Chicago, 1929. Joe (Tony Curtis) and Jerry (Jack Lemmon) are two unemployed musicians who have just landed a speakeasy job when a police raid means they must scram to avoid arrest. Minutes later they witness the St Valentine’s Day Massacre – and are themselves seen by the mobsters.
To get out of town, they dress up and join an all women’s orchestra on its way to Florida – as Josephine and Daphne.
Joe falls for the band’s singer, Sugar Kane (Marilyn Monroe) and reinvents himself as a rich oil magnate called Junior – courtesy of a pair of smart-guy glasses and a devastating Cary Grant impersonation – in order to win her.
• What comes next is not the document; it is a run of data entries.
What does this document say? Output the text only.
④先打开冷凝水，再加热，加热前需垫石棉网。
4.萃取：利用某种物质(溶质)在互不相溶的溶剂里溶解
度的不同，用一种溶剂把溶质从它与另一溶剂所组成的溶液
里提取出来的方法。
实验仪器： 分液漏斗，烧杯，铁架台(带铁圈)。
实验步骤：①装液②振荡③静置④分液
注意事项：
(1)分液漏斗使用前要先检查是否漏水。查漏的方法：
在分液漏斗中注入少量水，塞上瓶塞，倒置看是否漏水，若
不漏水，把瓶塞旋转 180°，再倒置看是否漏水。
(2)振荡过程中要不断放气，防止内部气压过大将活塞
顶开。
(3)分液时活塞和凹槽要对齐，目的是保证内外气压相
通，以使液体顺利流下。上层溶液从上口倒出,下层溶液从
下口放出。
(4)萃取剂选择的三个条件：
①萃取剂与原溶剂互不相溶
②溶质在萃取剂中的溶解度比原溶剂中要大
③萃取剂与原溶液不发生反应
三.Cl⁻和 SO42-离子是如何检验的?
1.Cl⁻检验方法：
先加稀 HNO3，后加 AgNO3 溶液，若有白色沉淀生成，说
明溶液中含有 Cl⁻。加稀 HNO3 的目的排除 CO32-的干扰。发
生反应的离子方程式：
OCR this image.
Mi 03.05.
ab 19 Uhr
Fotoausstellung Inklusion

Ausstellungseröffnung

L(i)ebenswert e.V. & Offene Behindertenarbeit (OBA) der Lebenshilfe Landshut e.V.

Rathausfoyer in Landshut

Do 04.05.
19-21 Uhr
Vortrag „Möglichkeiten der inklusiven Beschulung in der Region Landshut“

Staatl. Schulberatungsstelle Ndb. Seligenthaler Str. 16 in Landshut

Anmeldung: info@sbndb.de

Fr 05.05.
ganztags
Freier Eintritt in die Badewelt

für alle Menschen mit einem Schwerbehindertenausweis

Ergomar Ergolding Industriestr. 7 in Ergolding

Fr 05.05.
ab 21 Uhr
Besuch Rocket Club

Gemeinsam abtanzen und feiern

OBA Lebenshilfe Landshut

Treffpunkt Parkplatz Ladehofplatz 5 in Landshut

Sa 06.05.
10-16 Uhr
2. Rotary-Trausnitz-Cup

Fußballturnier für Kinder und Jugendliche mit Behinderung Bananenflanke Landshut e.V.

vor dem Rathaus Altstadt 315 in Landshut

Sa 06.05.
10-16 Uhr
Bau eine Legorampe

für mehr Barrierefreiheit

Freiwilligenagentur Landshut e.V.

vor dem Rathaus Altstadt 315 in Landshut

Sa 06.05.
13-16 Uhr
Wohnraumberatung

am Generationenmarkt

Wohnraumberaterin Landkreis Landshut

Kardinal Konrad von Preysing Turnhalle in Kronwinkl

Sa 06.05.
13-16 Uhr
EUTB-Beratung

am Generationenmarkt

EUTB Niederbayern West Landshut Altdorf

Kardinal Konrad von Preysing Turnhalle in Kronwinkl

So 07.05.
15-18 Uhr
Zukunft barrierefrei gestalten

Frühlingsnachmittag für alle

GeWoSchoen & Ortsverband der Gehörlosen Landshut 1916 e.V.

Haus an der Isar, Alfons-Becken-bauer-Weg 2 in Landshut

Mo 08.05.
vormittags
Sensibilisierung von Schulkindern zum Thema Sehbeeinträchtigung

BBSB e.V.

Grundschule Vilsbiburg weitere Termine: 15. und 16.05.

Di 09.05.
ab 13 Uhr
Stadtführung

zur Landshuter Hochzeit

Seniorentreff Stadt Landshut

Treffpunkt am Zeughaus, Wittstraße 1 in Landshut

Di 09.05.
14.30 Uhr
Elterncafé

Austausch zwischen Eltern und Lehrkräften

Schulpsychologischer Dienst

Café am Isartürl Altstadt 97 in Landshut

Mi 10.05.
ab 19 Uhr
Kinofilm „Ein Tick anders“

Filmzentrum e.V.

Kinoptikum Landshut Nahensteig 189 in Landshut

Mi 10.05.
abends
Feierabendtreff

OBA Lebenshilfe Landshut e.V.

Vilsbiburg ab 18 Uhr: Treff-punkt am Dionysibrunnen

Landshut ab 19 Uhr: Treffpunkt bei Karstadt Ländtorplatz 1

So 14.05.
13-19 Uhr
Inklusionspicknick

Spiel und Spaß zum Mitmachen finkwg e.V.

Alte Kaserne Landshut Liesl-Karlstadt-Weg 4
Meanwhile, elderly millionaire Osgood Fielding III (Joe E Brown) falls in love with ‘Daphne’ and the mobsters turn up again – led by George Raft as mob boss Spats Columbo – and have to be eluded.
After that, Joe and Osgood propose – and Sugar and Daphne both accept.
Nothing in Some Like It Hot fails. Despite all the reported problems of working with a ‘dazed and confused’ Marilyn, the outcome is superb.
Director Billy Wilder even manages to get Shakespearean, playing Sugar and Junior as high comedy, and Daphne and Osgood as the clowns.
The best drag movie till Tootsie (1982) – and maybe then some.